エレミヤ書50章17〜20節、28〜32節

「その牧場に帰らせる」

 

 エレミヤ50章は、バビロン帝国に対する預言である。「わたしはアッシリアの王を罰したように、バビロンの王とその国を罰する。」(18) かつて世界の覇者であったアッシリア帝国がバビロン帝国に滅ぼされたように、バビロン帝国もまた神様の御手によって裁きを受けると予告する。この予告通り、約55年後、ペルシア帝国によってバビロンは滅ぶ。

 そしてこの時、同時にイスラエルの回復が起こる。「わたしはイスラエルをその牧場に帰らせる。
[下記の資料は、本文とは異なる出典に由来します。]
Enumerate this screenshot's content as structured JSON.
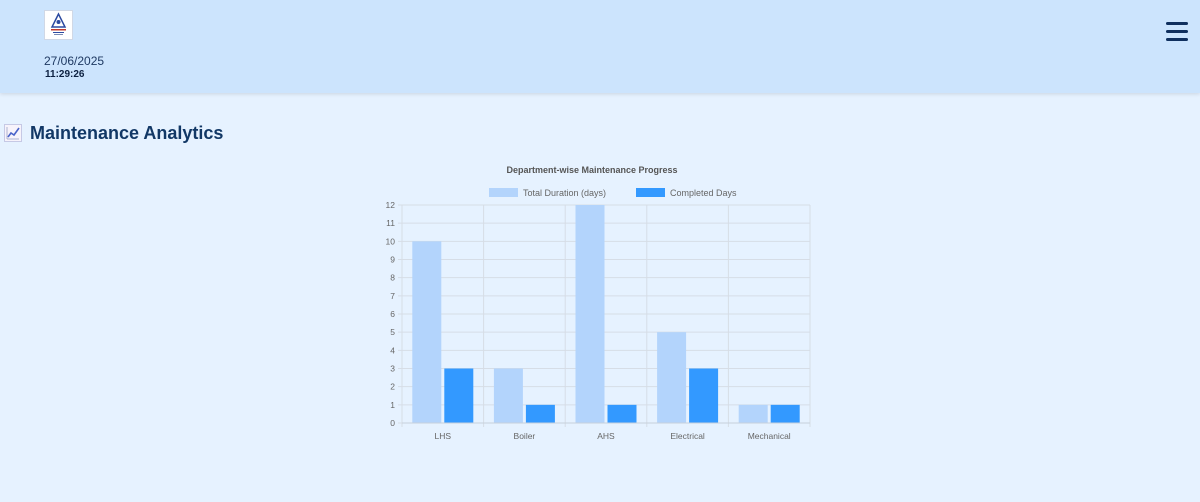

」(19) 牧場とは、神様ご自身のことであろう(7)。神様がイスラエルの罪を赦してくださり、神様との関係を回復させてくださる。そのしるしとして、イスラエルのエルサレム帰還が起こる。

 神様は、バビロン滅亡とイスラエルのエルサレム帰還という将来起こる出来事を予告される。そしてその予告の通りのことをなさる。ここから、歴史の中で起こる様々な出来事の背後には、神様の御手が働いていることを知ることができる。私たちの人生にも、神様は目的とご計画をもっておられる。私たちは、自分と人生を共に歩んでくださるお方が、歴史を支配しておられるお方であることを覚えたい。

 預言者エレミヤは「涙の預言者」と言われる。それは、彼が神様から涙を流すような過酷な仕事をさせられたからではないだろう。むしろエレミヤは、神様の悲しみを共に悲しんだのである。エレミヤは人々に語っても聞いてもらえないという経験をしたが、それは神様ご自身が経験されたことだった。エレミヤはエジプトに亡命する人たちに連行されてしまうが、人々のわがままに振り回されたのは神様ご自身も同じであった。エレミヤが神様の悲しみを共に悲しんだのは、神様の友となったことを意味する。あなたが神様によって回復を与えられたなら、あなたもまた、神様の友として生きることが期待されている。